松田くんのことになると、ぽやんとしていたら酔っ払いの顔が一気に青くなる。そういうとこが純粋で可愛いなって思うんだ。
私達がそんなやり取りをしている間に、画面の向こうではマンネリ対策なんてものについてそれぞれの意見が飛び交っていた。
いつも行かないところへデートに行く。家の中でもオシャレをする。髪型や香水を変える。そして・・・、
『やっぱり体の相性って大事だと思うんですよね。いつもワンパターンなセックスだと絶対男の人って飽きちゃうし』
『まぁたしかにねぇ。受け身な女の子も多いしね』
缶ビールを口元に近付けたまま固まるなまえ。最近彼女についてもうひとつ知ったことがある。
それは派手な見た目と周囲の男からの人気に反して、意外とウブだってこと。
最初こそそれを隠してたみたいだけど、松田くんと付き合うようになってから少しずつ色んなことを相談してくるようになったなまえ。
今も縋るみたいに私を振り返った彼女の顔には、不安≠フ2文字が明確に浮かんでいて。めちゃくちゃモテるくせに、対松田くんだとその自信はすぐに揺らぐらしい。
「香織・・・・・・」
「なぁに〜?」
「どうしよう。陣平が浮気なんてしたら私相手の女のこと殺しちゃうかも」
いや、怖い。
目がガチだから本当にやりかねない気すらしてくる。
お酒のせいもあるのか、いつもより感情の振れ幅が大きいなまえ。私の腕を掴むと、1人で百面相を始める。

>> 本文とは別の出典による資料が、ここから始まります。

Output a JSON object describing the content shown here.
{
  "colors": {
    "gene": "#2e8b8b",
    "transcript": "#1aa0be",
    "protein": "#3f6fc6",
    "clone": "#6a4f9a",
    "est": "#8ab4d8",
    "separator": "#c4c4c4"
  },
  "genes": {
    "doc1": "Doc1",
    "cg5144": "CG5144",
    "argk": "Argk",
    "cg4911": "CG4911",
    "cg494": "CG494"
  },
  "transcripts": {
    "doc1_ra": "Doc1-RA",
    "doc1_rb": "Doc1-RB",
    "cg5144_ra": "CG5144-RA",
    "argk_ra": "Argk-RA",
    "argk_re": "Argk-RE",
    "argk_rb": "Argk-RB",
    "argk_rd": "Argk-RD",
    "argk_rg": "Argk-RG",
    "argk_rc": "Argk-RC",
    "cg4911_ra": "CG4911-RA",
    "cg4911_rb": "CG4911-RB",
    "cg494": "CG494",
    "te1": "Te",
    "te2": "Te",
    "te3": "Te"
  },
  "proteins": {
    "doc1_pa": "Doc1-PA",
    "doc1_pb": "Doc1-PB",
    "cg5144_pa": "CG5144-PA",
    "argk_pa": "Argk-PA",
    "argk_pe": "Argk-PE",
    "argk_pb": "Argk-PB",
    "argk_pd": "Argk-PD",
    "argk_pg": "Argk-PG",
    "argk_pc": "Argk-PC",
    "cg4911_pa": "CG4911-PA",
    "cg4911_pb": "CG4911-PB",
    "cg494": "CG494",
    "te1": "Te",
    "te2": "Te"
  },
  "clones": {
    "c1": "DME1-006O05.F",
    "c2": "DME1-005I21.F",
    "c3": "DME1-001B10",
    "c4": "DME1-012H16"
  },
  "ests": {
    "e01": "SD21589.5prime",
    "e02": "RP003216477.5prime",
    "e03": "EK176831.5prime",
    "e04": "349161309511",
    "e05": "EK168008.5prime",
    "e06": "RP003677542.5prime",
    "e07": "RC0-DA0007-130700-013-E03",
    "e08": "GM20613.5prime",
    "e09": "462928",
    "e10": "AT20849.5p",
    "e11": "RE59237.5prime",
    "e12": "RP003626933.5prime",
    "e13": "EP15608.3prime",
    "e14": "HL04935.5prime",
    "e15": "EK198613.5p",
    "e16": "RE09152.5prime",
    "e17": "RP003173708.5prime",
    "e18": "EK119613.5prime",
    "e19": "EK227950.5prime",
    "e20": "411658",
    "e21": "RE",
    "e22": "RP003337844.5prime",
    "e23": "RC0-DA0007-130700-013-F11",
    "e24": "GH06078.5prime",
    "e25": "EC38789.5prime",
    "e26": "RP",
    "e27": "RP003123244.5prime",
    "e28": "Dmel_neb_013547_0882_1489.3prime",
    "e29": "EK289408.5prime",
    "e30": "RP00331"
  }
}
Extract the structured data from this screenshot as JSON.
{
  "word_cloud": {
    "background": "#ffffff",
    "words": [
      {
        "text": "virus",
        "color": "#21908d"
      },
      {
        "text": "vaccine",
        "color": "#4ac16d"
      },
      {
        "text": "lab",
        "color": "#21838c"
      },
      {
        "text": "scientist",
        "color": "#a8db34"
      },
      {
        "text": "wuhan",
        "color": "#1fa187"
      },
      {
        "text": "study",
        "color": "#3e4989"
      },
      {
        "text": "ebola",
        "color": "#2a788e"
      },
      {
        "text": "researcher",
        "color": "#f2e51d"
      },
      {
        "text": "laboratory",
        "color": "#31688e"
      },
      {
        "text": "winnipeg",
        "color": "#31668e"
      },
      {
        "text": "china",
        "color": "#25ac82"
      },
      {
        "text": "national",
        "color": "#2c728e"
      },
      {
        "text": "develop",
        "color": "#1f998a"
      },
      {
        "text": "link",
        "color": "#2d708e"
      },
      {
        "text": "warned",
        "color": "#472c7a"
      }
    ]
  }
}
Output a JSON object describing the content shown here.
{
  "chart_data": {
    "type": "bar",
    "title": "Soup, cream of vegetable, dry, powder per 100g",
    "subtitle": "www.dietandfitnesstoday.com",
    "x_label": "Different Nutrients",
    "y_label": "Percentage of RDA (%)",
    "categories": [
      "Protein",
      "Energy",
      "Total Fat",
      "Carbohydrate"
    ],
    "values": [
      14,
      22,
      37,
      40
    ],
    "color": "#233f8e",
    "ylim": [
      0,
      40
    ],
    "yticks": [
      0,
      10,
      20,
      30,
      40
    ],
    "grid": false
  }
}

「飽きられないようにしたらいいだけじゃん、そんなの」
「どうやって?陣平忙しいからデートで遠出なんてなかなか無理だし、オシャレはいつもめちゃくちゃ気をつけてるもん。髪型は陣平がロングがいいって言ってたし・・・、あ!香水変えるとか?」
「ワンパターンなセックス。テレビでも言ってたじゃん」
ニヤりと笑いながらそう言えば、ぴきりと表情が固まるなまえ。彼女がこの手の話題が苦手なことは承知の上だが、反応が可愛くてつい揶揄いたくなる。
ジト目で私を睨んだなまえは、残っていた缶ビールを一気に飲み干した。
「それだけは無理!!!!」
トンっと机に置いた缶からは軽い音がして、部屋にはなまえの声が響いた。